Scots were tricked into voting ‘No’ – Salmond
London politicians gulled Scottish voters out of independence by making a false “vow” to grant Glasgow extra powers, First Minister Alex Salmond has said. He also raised the prospect of another referendum, saying the break-up is inevitable.
Alex Salmond, leader of the 'Yes' campaign and the outgoing head
of the Scottish National Party (SNP), told the BBC's Sunday
Politics program that the UK government won last Thursday's
referendum vote by 55-45 percent by deceiving the people ahead
the referendum and promising to rapidly expand Scottish autonomy.
"I think the vow was something cooked up in desperation for the last few days of the campaign and I think everyone in Scotland now realizes that," said Salmond.
"It is the people who were persuaded to vote no, who were misled, who were gulled, who were tricked effectively," he added. "They are the ones who are really angry."
Just over a week before the historic referendum, Britain’s major political parties promised Scots more autonomy over tax and welfare spending if they chose to stay in the UK.
Following the referendum results and Scotland’s decision to stay in the union, British Prime Minister David Cameron said that constitutional reforms, including in Scotland, would not be delivered until after the general election, and the changes would be linked with those in Britain.
Salmond said he was “surprised by the speed” in which
the UK authorities started breaking their vow, adding that they
are “totally shameless in these matters.”
"Within 24 hours they started to tear up the commitments," he said.
On Sunday, Downing Street dismissed Salmond’s claims that Britain's three major political parities are continuing to disagree over handling the process of devolution.
The spokesman for David Cameron said the government is still committed to move forward with the new powers over tax, spending, and welfare, stating the issues are to be agreed on by November and the legislation is to be drafted by January.
Salmond raised the prospect of a future referendum, which could be justified if the UK parties fail to honor their pledge. He said that in his “personal view,” a referendum could only be staged around once in every 20 years. However, “there are always things can change circumstances.”
In another interview with Sky News’ Murnaghan program on Sunday, Salmond elaborated on the issue, saying the break-up of the UK is inevitable and is only a matter of time.
“I mean when you have a situation where the majority of a
country up to the age of 55 is already voting for independence
then I think the writing’s on the wall for Westminster.
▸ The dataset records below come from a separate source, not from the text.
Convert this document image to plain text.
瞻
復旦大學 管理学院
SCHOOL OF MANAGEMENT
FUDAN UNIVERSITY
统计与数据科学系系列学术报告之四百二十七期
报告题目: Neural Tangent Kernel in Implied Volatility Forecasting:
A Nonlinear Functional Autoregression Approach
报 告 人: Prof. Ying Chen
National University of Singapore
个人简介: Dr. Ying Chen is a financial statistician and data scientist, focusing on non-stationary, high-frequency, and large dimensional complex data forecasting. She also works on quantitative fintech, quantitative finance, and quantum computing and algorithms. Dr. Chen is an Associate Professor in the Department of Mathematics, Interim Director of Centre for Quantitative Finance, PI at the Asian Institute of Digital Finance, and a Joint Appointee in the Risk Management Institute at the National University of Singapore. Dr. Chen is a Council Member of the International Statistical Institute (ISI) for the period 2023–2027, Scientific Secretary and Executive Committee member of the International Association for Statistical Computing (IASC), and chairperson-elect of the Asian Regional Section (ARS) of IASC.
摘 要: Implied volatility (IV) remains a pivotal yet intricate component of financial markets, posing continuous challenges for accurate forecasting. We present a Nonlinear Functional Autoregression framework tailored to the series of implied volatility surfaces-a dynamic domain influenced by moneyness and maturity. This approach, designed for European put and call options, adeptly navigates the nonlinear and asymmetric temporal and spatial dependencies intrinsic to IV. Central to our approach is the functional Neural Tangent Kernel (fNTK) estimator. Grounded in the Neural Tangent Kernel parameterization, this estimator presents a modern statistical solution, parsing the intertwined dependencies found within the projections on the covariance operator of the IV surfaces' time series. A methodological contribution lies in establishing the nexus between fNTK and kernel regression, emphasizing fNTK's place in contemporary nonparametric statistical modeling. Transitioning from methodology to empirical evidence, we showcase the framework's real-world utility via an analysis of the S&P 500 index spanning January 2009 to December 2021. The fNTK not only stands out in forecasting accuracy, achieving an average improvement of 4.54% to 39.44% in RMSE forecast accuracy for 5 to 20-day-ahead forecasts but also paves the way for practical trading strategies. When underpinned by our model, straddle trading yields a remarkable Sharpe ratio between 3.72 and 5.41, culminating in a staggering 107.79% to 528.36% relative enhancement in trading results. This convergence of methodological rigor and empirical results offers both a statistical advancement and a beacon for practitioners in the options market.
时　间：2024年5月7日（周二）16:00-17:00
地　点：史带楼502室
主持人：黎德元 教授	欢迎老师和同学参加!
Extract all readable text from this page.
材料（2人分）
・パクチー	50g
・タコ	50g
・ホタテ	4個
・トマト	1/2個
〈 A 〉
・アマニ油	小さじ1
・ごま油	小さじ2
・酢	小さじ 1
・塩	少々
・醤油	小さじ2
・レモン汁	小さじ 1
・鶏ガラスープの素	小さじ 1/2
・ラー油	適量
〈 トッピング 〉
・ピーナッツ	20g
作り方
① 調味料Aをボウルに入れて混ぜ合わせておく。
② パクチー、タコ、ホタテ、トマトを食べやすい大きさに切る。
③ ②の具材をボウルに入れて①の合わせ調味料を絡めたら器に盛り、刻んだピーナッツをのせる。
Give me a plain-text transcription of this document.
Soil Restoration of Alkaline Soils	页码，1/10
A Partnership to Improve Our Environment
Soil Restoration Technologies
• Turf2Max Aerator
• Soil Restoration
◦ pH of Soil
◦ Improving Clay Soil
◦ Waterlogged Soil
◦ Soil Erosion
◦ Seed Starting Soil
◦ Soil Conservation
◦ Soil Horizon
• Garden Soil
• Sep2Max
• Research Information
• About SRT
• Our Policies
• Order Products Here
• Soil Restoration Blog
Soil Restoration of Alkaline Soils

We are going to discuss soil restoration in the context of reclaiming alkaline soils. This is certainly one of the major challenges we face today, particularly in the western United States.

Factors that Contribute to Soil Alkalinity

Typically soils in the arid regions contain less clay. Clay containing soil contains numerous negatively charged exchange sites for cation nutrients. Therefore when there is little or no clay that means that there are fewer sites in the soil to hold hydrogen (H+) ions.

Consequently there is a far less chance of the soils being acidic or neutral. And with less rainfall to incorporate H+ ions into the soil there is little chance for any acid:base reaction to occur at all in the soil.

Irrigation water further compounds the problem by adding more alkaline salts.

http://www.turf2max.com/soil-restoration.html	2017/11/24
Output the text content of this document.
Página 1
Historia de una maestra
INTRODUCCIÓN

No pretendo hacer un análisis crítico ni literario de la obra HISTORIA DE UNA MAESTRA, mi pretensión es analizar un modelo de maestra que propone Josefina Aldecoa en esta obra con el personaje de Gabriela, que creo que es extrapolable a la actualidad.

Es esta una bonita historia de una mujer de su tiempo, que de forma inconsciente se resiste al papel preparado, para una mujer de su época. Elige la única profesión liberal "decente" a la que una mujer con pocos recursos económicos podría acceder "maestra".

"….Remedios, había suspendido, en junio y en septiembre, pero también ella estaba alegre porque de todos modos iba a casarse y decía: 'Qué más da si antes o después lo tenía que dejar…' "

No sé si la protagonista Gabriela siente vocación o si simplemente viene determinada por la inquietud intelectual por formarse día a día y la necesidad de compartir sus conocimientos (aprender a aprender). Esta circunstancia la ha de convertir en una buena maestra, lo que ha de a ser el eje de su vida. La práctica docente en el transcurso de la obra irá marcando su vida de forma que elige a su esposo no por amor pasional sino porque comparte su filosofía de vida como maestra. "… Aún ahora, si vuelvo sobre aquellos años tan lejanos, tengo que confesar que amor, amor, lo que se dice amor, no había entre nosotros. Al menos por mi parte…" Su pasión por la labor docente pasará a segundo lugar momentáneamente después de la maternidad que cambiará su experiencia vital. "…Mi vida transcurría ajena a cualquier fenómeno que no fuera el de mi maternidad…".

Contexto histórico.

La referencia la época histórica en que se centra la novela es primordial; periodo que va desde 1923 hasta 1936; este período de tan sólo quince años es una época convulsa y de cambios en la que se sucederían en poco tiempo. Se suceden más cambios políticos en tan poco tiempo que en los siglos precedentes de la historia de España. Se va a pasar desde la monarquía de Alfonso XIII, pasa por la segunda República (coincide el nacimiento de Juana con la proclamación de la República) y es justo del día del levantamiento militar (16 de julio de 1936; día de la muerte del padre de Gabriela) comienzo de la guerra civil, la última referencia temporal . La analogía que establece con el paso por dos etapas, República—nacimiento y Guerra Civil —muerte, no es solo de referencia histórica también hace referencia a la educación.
I think
the destination is pretty certain, we are only now debating the
timescale and the method,” he said.
“I think Scots of my generation and above should really be looking at themselves in the mirror and wonder if we by majority, as a result of our decision, have actually impeded progress for the next generation which is something no generation should do.”
He argued that there might be other ways to break ties with the UK, including Scotland's parliament gaining more leverage and then declaring independence. However, he stressed that a referendum still remains “the best route.”
Salmond, who announced his resignation on Friday, told BBC that he will still “be part of the political process,” but he wants to give a chance to others after serving as leader of the SNP for two ten-year stretches.